The first thing you will need, is a map of the region/nation that you city will be located. The reason for this is, first creating a city than trying to create the land around it will lead to problems. A good example of this is a city that sits in an open valley only to be surrounded by mountains, later. The city has now just been cut off from the rest of the region, making trade and travel far more difficult. Also, cities of different regions/nations rarely exist next to each other. Once you've skewered your map and found the ideal location. You will need to indicate which region or nation the city belongs to, if the nation is divided into states, then that will also need to be noted. If you haven't named the regions or nations yet, don't worry about it; just make the planet the location, you can always change it later.

Asteroids and Space StationsEdit

Cities that are located on an asteroid or space station will have their own unique problems. The first and for most being, there will be no rebellions or civil wars in these types of cities. The reason being, they have a finite amount of resources. They are completely dependent on the equipment to keep them alive. If rebels start destroying this equipment, then everyone dies. This does not mean that there can not be great political intrigue and assassinations of leaders. Just remember the one golden rule: the quickest way to kill yourself off is to start destroying the life support systems and kill the technicians off.

EconomyEdit

Economics is the life blood of a city. Without it, the city will falter and die. This can be seen in the different Gold Rushes throughout the 1800's. Now this is where the map is needed the most. Look at were you have placed the city, and then look at the surrounding area. What surrounds the city: mountains, rivers, oceans, plains, forests? Any one of these can create an economic base. Mining in the mountains, fishing and port cities along rivers and oceans, agriculture in the plains, lumber from forests. As a city grows, dependence on local resources may dwindle and the city gives way to a more commercial economy. Cities that have limited resources or have to import these resources will have to manage this carefully. If a city start to take more resources in than it is able to create and sell produces from these resources, this can create an economic crisis. The same is true if the city start to run low on resources.

InfrastructuresEdit

Hamlets and villages will have little need for water treatment plant, let alone the funds to build such a facility. Most of the inhabitants will get their water from a stream/river or wells. The most they will probably need is a mayor and some kind of law enforcement. But once these small communities start to grow, the need for advance infrastructures will become vital. Large groups of people in a concentrated area can quickly lead to epidemics and civil unrest. Listed below are some of the vital infrastructures that will be needed to keep a city growing and healthy:

  • Government
  • Law Enforcement
  • Judicial
  • Sanitation
  • Transportation
  • Entertainment
  • Healthcare

These are just a few of the thing you will need to think about, when creating your cities. More will be added as well as list items.
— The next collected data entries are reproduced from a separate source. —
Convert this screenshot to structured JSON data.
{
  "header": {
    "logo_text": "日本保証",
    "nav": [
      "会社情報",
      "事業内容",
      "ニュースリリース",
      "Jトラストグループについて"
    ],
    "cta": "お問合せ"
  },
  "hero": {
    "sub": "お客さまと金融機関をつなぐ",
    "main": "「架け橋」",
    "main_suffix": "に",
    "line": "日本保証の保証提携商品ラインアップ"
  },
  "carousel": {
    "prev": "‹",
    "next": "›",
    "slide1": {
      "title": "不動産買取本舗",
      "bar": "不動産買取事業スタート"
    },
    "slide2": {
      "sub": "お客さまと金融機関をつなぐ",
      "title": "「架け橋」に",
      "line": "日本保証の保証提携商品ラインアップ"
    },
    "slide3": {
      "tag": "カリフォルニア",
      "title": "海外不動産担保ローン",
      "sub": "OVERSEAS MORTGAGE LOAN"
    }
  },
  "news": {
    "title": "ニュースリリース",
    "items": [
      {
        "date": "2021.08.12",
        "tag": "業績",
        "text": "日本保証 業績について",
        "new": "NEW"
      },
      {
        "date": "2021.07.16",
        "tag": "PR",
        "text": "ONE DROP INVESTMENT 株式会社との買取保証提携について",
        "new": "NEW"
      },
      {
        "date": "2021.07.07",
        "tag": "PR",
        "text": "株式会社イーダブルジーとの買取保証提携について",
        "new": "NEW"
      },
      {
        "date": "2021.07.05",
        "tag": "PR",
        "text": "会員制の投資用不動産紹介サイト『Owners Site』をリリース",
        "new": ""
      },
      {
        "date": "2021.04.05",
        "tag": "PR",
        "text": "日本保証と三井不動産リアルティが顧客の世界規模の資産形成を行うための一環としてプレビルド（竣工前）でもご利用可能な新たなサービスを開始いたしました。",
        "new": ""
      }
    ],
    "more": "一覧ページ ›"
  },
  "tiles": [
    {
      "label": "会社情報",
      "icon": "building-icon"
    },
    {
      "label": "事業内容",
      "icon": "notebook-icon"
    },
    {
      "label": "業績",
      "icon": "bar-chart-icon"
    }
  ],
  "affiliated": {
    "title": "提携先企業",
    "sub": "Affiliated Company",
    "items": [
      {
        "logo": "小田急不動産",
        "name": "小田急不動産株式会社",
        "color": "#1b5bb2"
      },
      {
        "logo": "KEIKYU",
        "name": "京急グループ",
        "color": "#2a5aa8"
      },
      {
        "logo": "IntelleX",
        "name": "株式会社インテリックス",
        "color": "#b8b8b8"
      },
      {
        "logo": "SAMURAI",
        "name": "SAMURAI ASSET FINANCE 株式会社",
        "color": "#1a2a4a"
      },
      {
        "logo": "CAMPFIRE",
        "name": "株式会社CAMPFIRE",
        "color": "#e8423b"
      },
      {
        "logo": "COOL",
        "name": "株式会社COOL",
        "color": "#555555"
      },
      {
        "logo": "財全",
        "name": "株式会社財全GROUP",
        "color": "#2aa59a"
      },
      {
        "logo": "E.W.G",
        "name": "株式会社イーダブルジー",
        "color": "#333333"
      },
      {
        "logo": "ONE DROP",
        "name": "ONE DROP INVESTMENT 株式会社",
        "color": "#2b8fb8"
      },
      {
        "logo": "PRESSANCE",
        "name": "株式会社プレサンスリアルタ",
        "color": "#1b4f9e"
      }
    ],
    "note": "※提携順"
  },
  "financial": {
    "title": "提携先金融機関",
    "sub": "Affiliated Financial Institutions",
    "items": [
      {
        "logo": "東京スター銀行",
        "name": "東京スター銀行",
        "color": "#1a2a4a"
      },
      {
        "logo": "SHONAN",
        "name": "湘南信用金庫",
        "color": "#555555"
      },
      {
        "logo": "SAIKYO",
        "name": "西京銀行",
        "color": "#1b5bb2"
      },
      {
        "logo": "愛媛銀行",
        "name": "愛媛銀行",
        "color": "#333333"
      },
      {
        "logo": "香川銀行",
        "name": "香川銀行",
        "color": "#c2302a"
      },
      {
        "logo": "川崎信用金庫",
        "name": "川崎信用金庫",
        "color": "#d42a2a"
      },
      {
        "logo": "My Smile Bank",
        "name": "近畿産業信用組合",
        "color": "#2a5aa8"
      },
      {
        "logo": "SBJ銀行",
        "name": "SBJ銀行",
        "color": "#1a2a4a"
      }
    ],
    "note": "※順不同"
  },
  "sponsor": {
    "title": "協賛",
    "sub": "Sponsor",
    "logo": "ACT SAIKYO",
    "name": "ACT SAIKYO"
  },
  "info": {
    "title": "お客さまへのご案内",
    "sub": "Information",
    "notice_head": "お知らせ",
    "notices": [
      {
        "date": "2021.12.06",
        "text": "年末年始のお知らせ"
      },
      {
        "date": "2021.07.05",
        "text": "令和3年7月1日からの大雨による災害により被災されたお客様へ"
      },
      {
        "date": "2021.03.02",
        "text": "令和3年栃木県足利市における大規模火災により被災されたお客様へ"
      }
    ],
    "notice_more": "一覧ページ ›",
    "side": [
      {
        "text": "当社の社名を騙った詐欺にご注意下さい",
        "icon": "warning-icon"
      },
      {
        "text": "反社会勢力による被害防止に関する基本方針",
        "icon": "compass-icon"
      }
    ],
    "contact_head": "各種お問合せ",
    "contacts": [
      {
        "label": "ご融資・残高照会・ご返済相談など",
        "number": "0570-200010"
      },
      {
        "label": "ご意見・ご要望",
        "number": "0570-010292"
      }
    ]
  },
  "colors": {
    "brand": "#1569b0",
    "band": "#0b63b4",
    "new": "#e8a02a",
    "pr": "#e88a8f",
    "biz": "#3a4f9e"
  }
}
An important thing you can do (to help you understand how a city is laid out) is take a key map of the city you live in and look over it. Note were government building are located. Most of them will be in the downtown area of a city. Take a look at were police station and fire station are located, do they show a pattern or are they just placed at random. Most like they will have a pattern. City planners spend a great deal of time determining were best to places these police and fire station. This is so that they can server the largest amount of people within the least amount of time.